The prevalence of cirrhosis was high in HCC (n = 25) and low in the NAFLD (n = 4). No patient was classified as undernourished based on BMI; however, NRI showed that 74.1% of patients with HCC had nutritional risk. Child-Pugh was positively correlated with the edema index (extracellular water/total body water [ECW/TBW]) and negatively correlated with PhA and HGS. Higher Child-Pugh and BCLC scores were associated with worse NRI. APRI and FIB-4 were positively correlated with weight and BMI. A significant difference between groups was found for the median values of R, ECW/TBW, PhA, HGS, and albumin.
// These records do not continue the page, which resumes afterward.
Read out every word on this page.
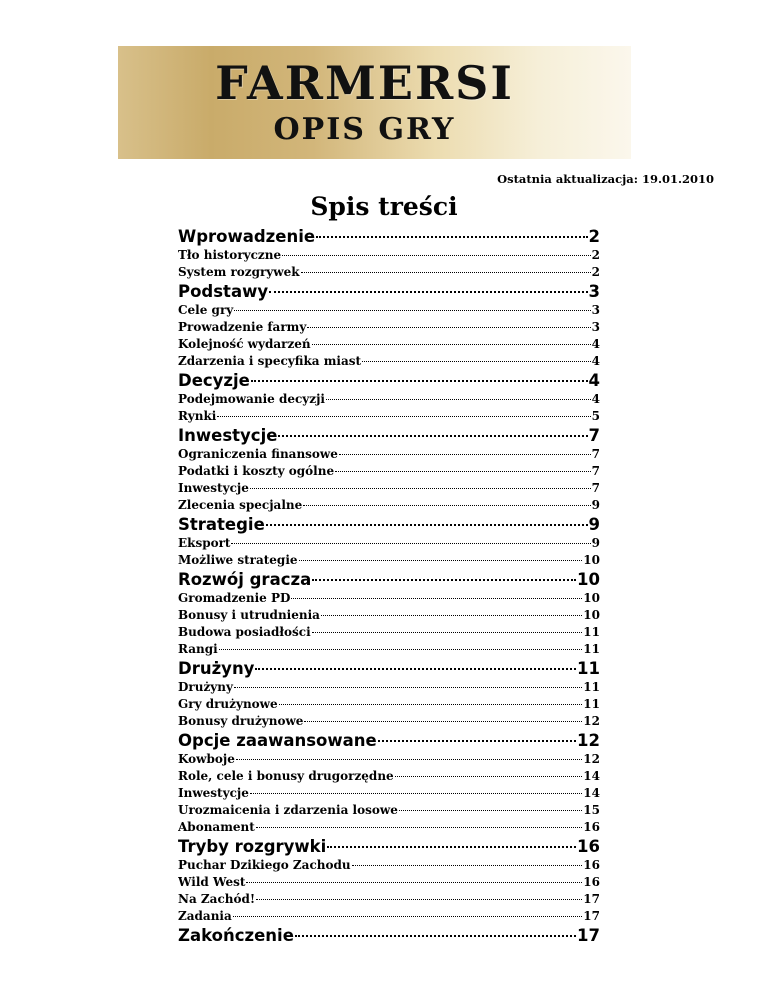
FARMERSI
OPIS GRY
Ostatnia aktualizacja: 19.01.2010
Spis treści
Wprowadzenie	2
Tło historyczne	2
System rozgrywek	2
Podstawy	3
Cele gry	3
Prowadzenie farmy	3
Kolejność wydarzeń	4
Zdarzenia i specyfika miast	4
Decyzje	4
Podejmowanie decyzji	4
Rynki	5
Inwestycje	7
Ograniczenia finansowe	7
Podatki i koszty ogólne	7
Inwestycje	7
Zlecenia specjalne	9
Strategie	9
Eksport	9
Możliwe strategie	10
Rozwój gracza	10
Gromadzenie PD	10
Bonusy i utrudnienia	10
Budowa posiadłości	11
Rangi	11
Drużyny	11
Drużyny	11
Gry drużynowe	11
Bonusy drużynowe	12
Opcje zaawansowane	12
Kowboje	12
Role, cele i bonusy drugorzędne	14
Inwestycje	14
Urozmaicenia i zdarzenia losowe	15
Abonament	16
Tryby rozgrywki	16
Puchar Dzikiego Zachodu	16
Wild West	16
Na Zachód!	17
Zadania	17
Zakończenie	17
There was a trend toward lower survival in patients with HCC, according to the cutoff point of 5.1 degrees for PhA.

CONCLUSION

PhA was shown to be an independent prognostic indicator for cirrhosis and may be related to survival in these patients.

摘要

目的

本研究旨在评估相位角(PhA)作为慢性肝病严重程度指标的适用性。

方法

我们检查了 54 名患者的病历,其中 27 名患有肝细胞癌(HCC),27 名患有非酒精性脂肪性肝病(NAFLD)。患者年龄均≥18 岁。收集了临床数据,如 Child-Pugh 和巴塞罗那临床肝癌(HCC)、天冬氨酸转氨酶与血小板比值指数(APRI)和纤维化(FIB-4)(NAFLD)、营养参数(体重指数[BMI]、手握力[HGS]和生物电阻抗[BIA]数据)。计算了营养风险指数(NRI)。采用 Mann-Whitney 检验和方差分析进行分析。进行简单的多元线性回归预测(HCC 中的 Child-Pugh、NAFLD 中的 APRI 和 FIB-4)。通过估计接收者操作特征曲线来寻找 PhA 的截止值。对于生存,我们使用 Kaplan-Meier 估计器。为了验证 PhA 是否影响患者的生存,我们使用了 Mantel-Haenszel。

结果

HCC 中肝硬化的患病率较高(n=25),NAFLD 中患病率较低(n=4)。根据 BMI,没有患者被归类为营养不良;然而,NRI 显示 74.1%的 HCC 患者存在营养风险。Child-Pugh 与水肿指数(细胞外液/总体水[ECW/TBW])呈正相关,与 PhA 和 HGS 呈负相关。较高的 Child-Pugh 和 BCLC 评分与较差的 NRI 相关。APRI 和 FIB-4 与体重和 BMI 呈正相关。各组之间 R、ECW/TBW、PhA、HGS 和白蛋白的中位数存在显著差异。PhA 截断值为 5.1 度时,HCC 患者的生存趋势较低。

结论

PhA 被证明是肝硬化的独立预后指标,可能与这些患者的生存有关。